The original cast spent six weeks rehearsing in Lafayette, followed by a workshop performance in which more than 1,000 locals came out on a Wednesday night in the aftermath of the one of the worst floods this part of the country has seen in over 100 years. Bello says even before the actors came out for bows, the audience was already giving a standing ovation. “The show is very, very funny--it’s as funny as it is poignant in places," he says. "I think one of the concerns that might be when you do a show that focuses on a particular ethnic set--well, you want to be damn sure that it’s something believable and something that doesn’t offend. This audience in Lafayette were on their feet as we were coming out for bows. They caught every joke, and aww'd at every poignant moment.”
The focus on Cajun culture in Jambalaya is a highlight for locals who will get a chance to hear the familiar musical styles they grew up with on a Broadway stage. Bello says that while it’s very accessible to a mainstream audience, the Cajun-inspired show remains true to southern Louisiana character. “The majority of the cast consists of millennials, so it’s music and idiom that is extremely accessible and familiar to their ears yet while also having some real Cajun, rhythm and blues, zydeco music in it, which is written in a more mainstream way,” Bello says.

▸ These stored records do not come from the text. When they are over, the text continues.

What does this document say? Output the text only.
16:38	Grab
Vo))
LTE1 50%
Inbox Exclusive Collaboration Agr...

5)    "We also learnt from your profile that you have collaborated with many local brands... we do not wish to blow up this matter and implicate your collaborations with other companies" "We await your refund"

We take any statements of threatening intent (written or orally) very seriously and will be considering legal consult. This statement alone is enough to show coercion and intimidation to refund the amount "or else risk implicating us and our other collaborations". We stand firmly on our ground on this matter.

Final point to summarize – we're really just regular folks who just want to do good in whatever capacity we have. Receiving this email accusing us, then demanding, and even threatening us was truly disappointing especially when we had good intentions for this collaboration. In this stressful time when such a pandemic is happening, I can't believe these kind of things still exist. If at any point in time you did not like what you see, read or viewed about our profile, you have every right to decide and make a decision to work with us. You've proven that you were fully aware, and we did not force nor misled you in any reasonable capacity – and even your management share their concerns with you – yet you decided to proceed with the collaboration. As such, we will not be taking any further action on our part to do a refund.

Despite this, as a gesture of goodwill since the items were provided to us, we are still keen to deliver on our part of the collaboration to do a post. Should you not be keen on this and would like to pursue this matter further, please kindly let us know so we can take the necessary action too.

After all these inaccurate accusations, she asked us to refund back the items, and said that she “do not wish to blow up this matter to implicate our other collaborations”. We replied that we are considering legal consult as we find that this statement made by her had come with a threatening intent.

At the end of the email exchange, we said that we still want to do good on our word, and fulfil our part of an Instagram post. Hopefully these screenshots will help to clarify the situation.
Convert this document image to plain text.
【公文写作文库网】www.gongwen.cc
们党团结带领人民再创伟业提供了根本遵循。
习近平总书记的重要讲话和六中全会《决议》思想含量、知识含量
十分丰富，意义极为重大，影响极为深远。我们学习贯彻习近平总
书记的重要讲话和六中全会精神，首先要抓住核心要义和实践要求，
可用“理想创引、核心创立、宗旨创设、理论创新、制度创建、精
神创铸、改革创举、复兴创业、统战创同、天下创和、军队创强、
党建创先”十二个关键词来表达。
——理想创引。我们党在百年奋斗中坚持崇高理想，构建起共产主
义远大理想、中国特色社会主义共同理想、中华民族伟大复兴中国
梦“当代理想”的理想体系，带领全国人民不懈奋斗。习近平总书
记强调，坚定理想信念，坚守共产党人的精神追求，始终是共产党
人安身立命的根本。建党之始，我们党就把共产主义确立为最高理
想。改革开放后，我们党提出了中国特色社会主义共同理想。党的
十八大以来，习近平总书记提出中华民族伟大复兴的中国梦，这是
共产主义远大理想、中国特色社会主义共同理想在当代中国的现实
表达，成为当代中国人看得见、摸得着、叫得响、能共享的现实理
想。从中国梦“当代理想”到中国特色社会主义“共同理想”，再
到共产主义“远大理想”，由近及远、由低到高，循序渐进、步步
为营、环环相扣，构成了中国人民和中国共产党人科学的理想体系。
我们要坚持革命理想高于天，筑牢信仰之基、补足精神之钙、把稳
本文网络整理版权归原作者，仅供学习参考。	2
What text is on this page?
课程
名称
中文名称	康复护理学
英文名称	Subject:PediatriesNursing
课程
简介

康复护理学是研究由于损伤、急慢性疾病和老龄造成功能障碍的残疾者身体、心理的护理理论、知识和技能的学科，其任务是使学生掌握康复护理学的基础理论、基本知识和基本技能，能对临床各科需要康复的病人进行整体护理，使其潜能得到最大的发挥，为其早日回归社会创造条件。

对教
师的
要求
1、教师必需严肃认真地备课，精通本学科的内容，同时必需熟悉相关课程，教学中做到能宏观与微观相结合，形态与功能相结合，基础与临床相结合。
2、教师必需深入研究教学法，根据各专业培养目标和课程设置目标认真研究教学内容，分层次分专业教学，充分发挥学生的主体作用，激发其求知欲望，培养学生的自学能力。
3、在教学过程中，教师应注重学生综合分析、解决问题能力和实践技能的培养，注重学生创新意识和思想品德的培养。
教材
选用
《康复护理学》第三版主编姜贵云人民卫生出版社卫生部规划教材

Jambalaya also confronts the issues surrounding the loss of Cajun culture and multi-generational disconnection. In the show, millennials join forces with older generations in order to preserve and protect Cajun culture, but the concern transcends the stage to Louisianians who experience that same struggle today. Bello explains that the loss of culture starts with the loss of language. “It starts with the language, and when people lose their language they start to lose their soul," he says. "We've fought against that for a 100 years, and being a strong people we've always managed to maintain that and preserve the culture even in the face of losing our language and the influx of foreigners. The big concern now is losing our young people because tradition requires delivery to another generation.'Tradition' actually means delivery, comes from the Latin word for delivery, and if you don't have anybody to deliver to, it become inactive. This is something that resonates nationwide in small, close knit communities, small towns and farming communities across the countries. It's by no means limited to Louisiana; it's speaks to a struggle nationwide.”
Jambalaya, the Musical has hopes to one day tour the nation, and hopefully one day bring a bit of Cajun flavor to New York, but for now you can catch the new musical at the Orpheum for a limited run now through December 23.